Space roundup: NASA plan to approach girl by 2018, exploring the Solar System with intelligent robots, atmospheres of extrasolar planets

Friday, February 12, 2010

I have a few links piling up so it's time to share them all in one post. The first one is from the Onion about NASA's thorough plan to approach a girl by 2018:

NASA Scientists Plan To Approach Girl By 2018 

We wish them the best of luck with that.

The first serious link is this one, about how increased AI will result in more and more intelligent robots exploring the Solar System for us. Immediately upon reading the title I thought of the probes that Darth Vader sent to look for Luke in the Empire Strikes Back, and the article references that too. Right now we're still at the point where humans do a far better job at exploring other bodies than robots do, and the rovers on Mars provide the best example of this. In spite of their phenomenal performance over the years, the job the two rovers have carried out could be done by two humans over the space of a few days, and apparently the Viking landers also missed finding ice by just a few centimetres whereas a human on the surface would have simply dug a bit deeper and would have found it. As for whether robots will have developed sufficiently to carry out more complex tasks by 2020 remains to be seen, but many probes already use automatic star trackers to plot their location without needing any help from the ground. A more intelligent AI for probes would also be useful in exploring places like the surface of Venus, because any lander would have to be protected against the extreme temperature and pressure and it would be much easier to simply make a dummy lander equipped with the most basic (and therefore robust) wiring, while a probe or solar flyer overhead sends signals to the lander to tell it what to do. If this probe is able to send the signals with as little help as possible from Earth then the mission could proceed that much faster; without it we would have to wait minutes at a time for a signal to be sent, received, and carried out, when controllers from Earth would then have to decide the next move.

The New York Times has the opinions of a few experts on the White House's new plans for NASA on a page entitled Is Manned Spaceflight Obsolete?

The Guardian has an article on the Fermi Paradox here.

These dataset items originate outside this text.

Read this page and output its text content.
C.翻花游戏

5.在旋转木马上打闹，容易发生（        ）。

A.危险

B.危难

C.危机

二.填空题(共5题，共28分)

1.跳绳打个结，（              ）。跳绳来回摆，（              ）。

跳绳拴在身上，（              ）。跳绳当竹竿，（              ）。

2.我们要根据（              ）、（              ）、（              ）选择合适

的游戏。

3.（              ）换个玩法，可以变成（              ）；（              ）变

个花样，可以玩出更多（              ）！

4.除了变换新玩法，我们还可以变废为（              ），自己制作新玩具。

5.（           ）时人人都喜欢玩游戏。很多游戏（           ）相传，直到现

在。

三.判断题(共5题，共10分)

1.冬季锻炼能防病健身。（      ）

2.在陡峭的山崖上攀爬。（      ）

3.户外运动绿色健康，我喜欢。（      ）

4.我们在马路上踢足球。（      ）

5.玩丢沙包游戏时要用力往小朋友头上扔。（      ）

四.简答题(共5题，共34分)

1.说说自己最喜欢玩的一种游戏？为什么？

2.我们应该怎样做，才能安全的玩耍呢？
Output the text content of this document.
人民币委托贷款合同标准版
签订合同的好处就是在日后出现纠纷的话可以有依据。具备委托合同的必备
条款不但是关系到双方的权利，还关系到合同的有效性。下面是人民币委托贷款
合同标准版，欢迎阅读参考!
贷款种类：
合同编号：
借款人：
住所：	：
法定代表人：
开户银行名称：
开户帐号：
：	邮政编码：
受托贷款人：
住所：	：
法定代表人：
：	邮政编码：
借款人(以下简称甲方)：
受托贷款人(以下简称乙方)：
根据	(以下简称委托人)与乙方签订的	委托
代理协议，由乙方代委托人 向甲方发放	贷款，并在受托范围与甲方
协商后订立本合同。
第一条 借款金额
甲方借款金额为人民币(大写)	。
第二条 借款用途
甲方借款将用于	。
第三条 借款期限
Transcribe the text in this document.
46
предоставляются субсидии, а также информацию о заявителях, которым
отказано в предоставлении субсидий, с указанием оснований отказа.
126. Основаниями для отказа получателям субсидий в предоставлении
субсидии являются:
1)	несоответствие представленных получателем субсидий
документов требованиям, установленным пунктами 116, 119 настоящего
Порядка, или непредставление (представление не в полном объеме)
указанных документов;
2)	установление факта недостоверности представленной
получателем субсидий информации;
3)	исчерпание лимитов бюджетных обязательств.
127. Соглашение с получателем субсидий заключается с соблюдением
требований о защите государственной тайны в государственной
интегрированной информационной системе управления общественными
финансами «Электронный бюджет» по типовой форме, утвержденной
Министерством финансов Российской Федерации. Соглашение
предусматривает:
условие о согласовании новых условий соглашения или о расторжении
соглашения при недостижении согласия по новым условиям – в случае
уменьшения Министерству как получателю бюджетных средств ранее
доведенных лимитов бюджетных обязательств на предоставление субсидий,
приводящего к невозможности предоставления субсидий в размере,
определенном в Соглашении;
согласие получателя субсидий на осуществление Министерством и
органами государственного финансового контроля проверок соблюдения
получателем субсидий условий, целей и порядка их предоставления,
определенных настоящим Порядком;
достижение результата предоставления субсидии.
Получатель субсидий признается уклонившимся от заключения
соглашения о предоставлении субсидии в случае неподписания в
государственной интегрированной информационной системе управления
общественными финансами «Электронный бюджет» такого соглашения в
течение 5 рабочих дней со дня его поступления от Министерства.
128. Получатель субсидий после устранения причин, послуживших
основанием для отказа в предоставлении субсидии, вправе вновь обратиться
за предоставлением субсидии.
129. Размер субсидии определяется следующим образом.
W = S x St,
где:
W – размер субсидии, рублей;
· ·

Personally I've never thought it to be much of a paradox as life throughout Earth's history has been pretty basic, and it has only been very very recently that civilization has developed, and less than a century since we've been able to send out radio signals. A culture like the Na'vi from Avatar wouldn't even be noticeable to us from tracking radio signals alone. The paradox will only turn out to be a true paradox if we obtain the ability to observe even simple life on other planets but there isn't any.